In its response to WIRED, Front Gate’s spokesperson argued that the company’s security safeguards limited the exposure of personal information, that the fraudulent issuing of tickets would have left an audit trail, and that tickets issued by a hacker would have been detected and canceled before they could be used. Carroll counters that those claims are uncertain at best. He says he successfully gained super-administrator privileges on the company’s platform without any discernible response from the company, and did in fact access the site via a public-facing login portal.
Carroll also notes that Front Gate doesn’t claim to have evidence the vulnerability wasn’t previously exploited. What’s more, Front Gate confirmed Carroll’s findings after he shared a draft of a blog post about his discovery with the company, prior to WIRED reaching out to Front Gate. In its response to Carroll at the time, the company didn’t dispute that he was able to generate tickets at will.

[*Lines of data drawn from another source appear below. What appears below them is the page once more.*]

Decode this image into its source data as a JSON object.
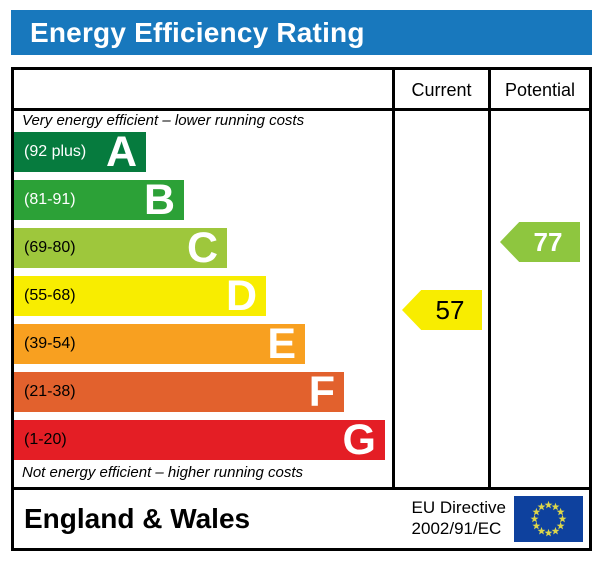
{
  "title": "Energy Efficiency Rating",
  "title_bar_color": "#1878bd",
  "columns": {
    "current": "Current",
    "potential": "Potential"
  },
  "top_note": "Very energy efficient – lower running costs",
  "bottom_note": "Not energy efficient – higher running costs",
  "bands": [
    {
      "letter": "A",
      "range": "(92 plus)",
      "color": "#067b3e",
      "range_color": "#ffffff"
    },
    {
      "letter": "B",
      "range": "(81-91)",
      "color": "#2ca137",
      "range_color": "#ffffff"
    },
    {
      "letter": "C",
      "range": "(69-80)",
      "color": "#9ec73c",
      "range_color": "#000000"
    },
    {
      "letter": "D",
      "range": "(55-68)",
      "color": "#f8ed00",
      "range_color": "#000000"
    },
    {
      "letter": "E",
      "range": "(39-54)",
      "color": "#f8a020",
      "range_color": "#000000"
    },
    {
      "letter": "F",
      "range": "(21-38)",
      "color": "#e2612d",
      "range_color": "#000000"
    },
    {
      "letter": "G",
      "range": "(1-20)",
      "color": "#e41e25",
      "range_color": "#000000"
    }
  ],
  "current": {
    "value": "57",
    "band": "D",
    "color": "#f8ed00",
    "text_color": "#000000"
  },
  "potential": {
    "value": "77",
    "band": "C",
    "color": "#8ec63f",
    "text_color": "#ffffff"
  },
  "footer": {
    "region": "England & Wales",
    "directive_line1": "EU Directive",
    "directive_line2": "2002/91/EC",
    "flag_icon": "eu-flag-icon",
    "flag_blue": "#0e419e",
    "flag_star_color": "#ddd64a"
  },
  "chart_data": {
    "type": "bar",
    "title": "Energy Efficiency Rating",
    "categories": [
      "A",
      "B",
      "C",
      "D",
      "E",
      "F",
      "G"
    ],
    "band_ranges": [
      "92 plus",
      "81-91",
      "69-80",
      "55-68",
      "39-54",
      "21-38",
      "1-20"
    ],
    "band_colors": [
      "#067b3e",
      "#2ca137",
      "#9ec73c",
      "#f8ed00",
      "#f8a020",
      "#e2612d",
      "#e41e25"
    ],
    "scale": [
      1,
      100
    ],
    "series": [
      {
        "name": "Current",
        "values": [
          57
        ],
        "band": "D",
        "marker_color": "#f8ed00"
      },
      {
        "name": "Potential",
        "values": [
          77
        ],
        "band": "C",
        "marker_color": "#8ec63f"
      }
    ],
    "annotations": [
      "Very energy efficient – lower running costs",
      "Not energy efficient – higher running costs"
    ],
    "footer": "England & Wales | EU Directive 2002/91/EC"
  }
}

Carroll says he first became aware of Front Gate a couple of months ago, when he was considering attending Electric Daisy Carnival, a giant electronic dance music festival in his hometown of Las Vegas. He saw that the festival’s ticketing was run by Front Gate and was intrigued to see when he checked other festivals’ websites that the same company ran ticketing for practically every major US music festival other than Coachella. “This is like Ticketmaster but for music festivals,” he remembers thinking. “They have the monopoly, essentially.”
A list of music festivals Carroll found in Front Gate Tickets' system. (Although they're marked as 2025, Carroll says clicking through revealed event dates for 2026.)
As a security researcher who specializes in finding web vulnerabilities, he decided to poke around Front Gate’s web domain for bugs. He quickly found what looked like a SQL injection vulnerability—a common flaw that allows a hacker to input commands into a text field on a website, causing them to run on the site’s backend and sometimes send back data stored there in a database. But a web application firewall on the site appeared to be blocking him from exploiting it.
So he asked Claude Opus 4.7, the most advanced AI model Anthropic made available to the general public at the time, to find a way to exploit the flaw. It immediately coded a hacking technique that bypassed the firewall. “It was the first time, really, that I had a vulnerability that I didn't fully understand,” says Carroll. “I had to go back and read what Claude had written to understand the bypass, because I didn't write it. Claude did it completely by itself.”
Claude had, in fact, found that a “nested SQL query”—a SQL query inside of another SQL query—could evade the firewall’s detection. Soon the AI tool had written a script that displayed samples from a table of 500 databases of exposed customer information. In total, Carroll believes that the vulnerability he and Claude found would have provided access to the information of millions of customers, including names, emails, and mailing addresses—but not credit card details—as well as that of Front Gate’s staff.
With access to staff data, Carroll quickly found that he could also take over staff accounts. He searched for a super administrator’s account, clicked the option to reset its password, and was able to find the reset code that the site had sent to the administrator’s email stored in the site’s backend. He then used it to confirm the reset, setting a new password and taking over the administrator’s account.
Soon he was looking at the most expensive tickets he could find for Bonnaroo and adding them as comp tickets to a kind of shopping cart. “It seems like you could do that for every single event that you wanted to,” Carroll says. (He didn’t actually complete an order and issue any tickets for fear of crossing a line and being charged with fraud.)
Carroll was surprised to see just how easy his takeover method was: No two-factor authentication prevented a leaked, stolen, or guessed password from giving someone full access. “There's just this one centralized company issuing all tickets for every single festival,” Carroll says. “And even without this vulnerability, if you knew someone's password, you could just log in without any verification and issue free tickets.”
Perhaps most remarkable, Carroll says, is that Front Gate didn’t appear to have properly audited its own site for simple vulnerabilities, either with human hunters or the AI ones that seem to now make the bug-finding process scarily easy.
“It just feels concerning when you think these very professional music festivals with professional websites are well-run,” says Carroll. “Then you get access, and you realize it's all held together by duct tape and prayers.”